Question

Which from following elements in respective oxidation state develops highest spin only magnetic moment?

• A. $Mn^{2+}$
• B. $Ti^{3+}$
• C. $Cu^{2+}$
• D. $Ni^{2+}$

Hint:

For 3d transition metals, the absolute maximum number of unpaired electrons any ion can have is 5. Ions with a $d^5$ configuration ($Mn^{2+}$ and $Fe^{3+}$) will always have the highest possible spin-only magnetic moments ($\sim 5.9$ BM).

Answer 1

The Correct Option is A

Step 1: Understanding the Question:
We must determine which of the provided transition metal ions possesses the highest spin-only magnetic moment ($\mu$). This directly translates to finding the ion with the highest number of unpaired electrons.

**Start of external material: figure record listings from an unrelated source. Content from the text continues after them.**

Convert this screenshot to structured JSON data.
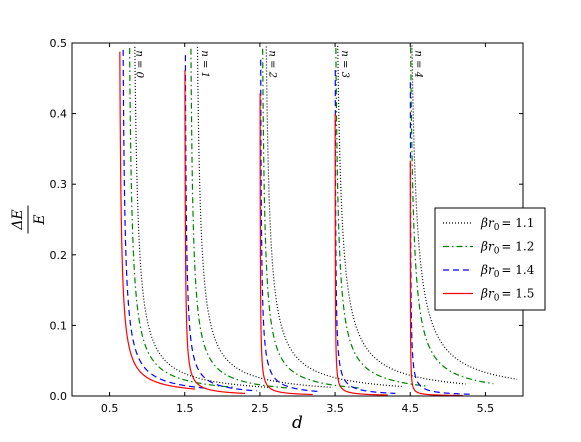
{
  "chart_data": {
    "type": "line",
    "title": "",
    "xlabel": "d",
    "ylabel": {
      "numerator": "ΔE",
      "denominator": "E"
    },
    "xlim": [
      0,
      6
    ],
    "ylim": [
      0,
      0.5
    ],
    "xticks": [
      0.5,
      1.5,
      2.5,
      3.5,
      4.5,
      5.5
    ],
    "xtick_labels": [
      "0.5",
      "1.5",
      "2.5",
      "3.5",
      "4.5",
      "5.5"
    ],
    "yticks": [
      0.0,
      0.1,
      0.2,
      0.3,
      0.4,
      0.5
    ],
    "ytick_labels": [
      "0.0",
      "0.1",
      "0.2",
      "0.3",
      "0.4",
      "0.5"
    ],
    "grid": false,
    "legend_position": "right",
    "series": [
      {
        "name": "βr0 = 1.1",
        "legend": {
          "symbol": "βr",
          "subscript": "0",
          "value": "= 1.1"
        },
        "color": "#000000",
        "style": "dotted",
        "asymptotes": [
          0.836,
          1.669,
          2.584,
          3.535,
          4.522
        ],
        "offsets": [
          0.045,
          0.045,
          0.05,
          0.06,
          0.07
        ],
        "tails": [
          1.8,
          1.8,
          1.8,
          1.7,
          1.4
        ]
      },
      {
        "name": "βr0 = 1.2",
        "legend": {
          "symbol": "βr",
          "subscript": "0",
          "value": "= 1.2"
        },
        "color": "#008000",
        "style": "dashdot",
        "asymptotes": [
          0.766,
          1.582,
          2.536,
          3.51,
          4.505
        ],
        "offsets": [
          0.035,
          0.03,
          0.03,
          0.035,
          0.04
        ],
        "tails": [
          1.4,
          1.3,
          1.3,
          1.2,
          1.1
        ]
      },
      {
        "name": "βr0 = 1.4",
        "legend": {
          "symbol": "βr",
          "subscript": "0",
          "value": "= 1.4"
        },
        "color": "#0000ff",
        "style": "dashed",
        "asymptotes": [
          0.68,
          1.508,
          2.51,
          3.502,
          4.501
        ],
        "offsets": [
          0.025,
          0.014,
          0.01,
          0.006,
          0.004
        ],
        "tails": [
          1.1,
          0.95,
          0.8,
          0.8,
          0.8
        ]
      },
      {
        "name": "βr0 = 1.5",
        "legend": {
          "symbol": "βr",
          "subscript": "0",
          "value": "= 1.5"
        },
        "color": "#ff0000",
        "style": "solid",
        "asymptotes": [
          0.636,
          1.502,
          2.502,
          3.5,
          4.5
        ],
        "offsets": [
          0.02,
          0.006,
          0.003,
          0.002,
          0.001
        ],
        "tails": [
          1.0,
          0.8,
          0.7,
          0.7,
          0.7
        ]
      }
    ],
    "annotations": [
      {
        "text": "n = 0",
        "x": 0.86,
        "y": 0.47
      },
      {
        "text": "n = 1",
        "x": 1.73,
        "y": 0.47
      },
      {
        "text": "n = 2",
        "x": 2.63,
        "y": 0.47
      },
      {
        "text": "n = 3",
        "x": 3.59,
        "y": 0.47
      },
      {
        "text": "n = 4",
        "x": 4.57,
        "y": 0.47
      }
    ]
  }
}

Step 2: Key Formula or Approach:
The spin-only magnetic moment ($\mu$) is calculated using the formula:
$$\mu = \sqrt{n(n + 2)} \text{ Bohr Magnetons (BM)}$$
Where $n$ represents the number of unpaired electrons. The moment strictly increases as the number of unpaired electrons increases.

Step 3: Detailed Explanation:
Let's deduce the valence d-orbital electron configuration for each ion to count the unpaired electrons:
- (b) $Ti^{3+}$: Titanium is $[Ar] 4s^2 3d^2$. Losing 3 $e^-$ gives $3d^1$. It has 1 unpaired electron. ($\mu \approx 1.73$ BM)
- (c) $Cu^{2+}$: Copper is $[Ar] 4s^1 3d^{10}$. Losing 2 $e^-$ gives $3d^9$. It has 1 unpaired electron. ($\mu \approx 1.73$ BM)
- (d) $Ni^{2+}$: Nickel is $[Ar] 4s^2 3d^8$. Losing 2 $e^-$ gives $3d^8$. It has 2 unpaired electrons. ($\mu \approx 2.83$ BM)
- (a) $Mn^{2+}$: Manganese is $[Ar] 4s^2 3d^5$. Losing 2 $e^-$ gives $3d^5$. It has 5 unpaired electrons. ($\mu = \sqrt{5(5+2)} = \sqrt{35} \approx 5.92$ BM)
Because the $3d$ subshell has exactly 5 orbitals, having 5 electrons maximizes the number of unpaired spins according to Hund's Rule.

Step 4: Final Answer:
$Mn^{2+}$ has the highest number of unpaired electrons, giving it the highest magnetic moment. This matches option (a).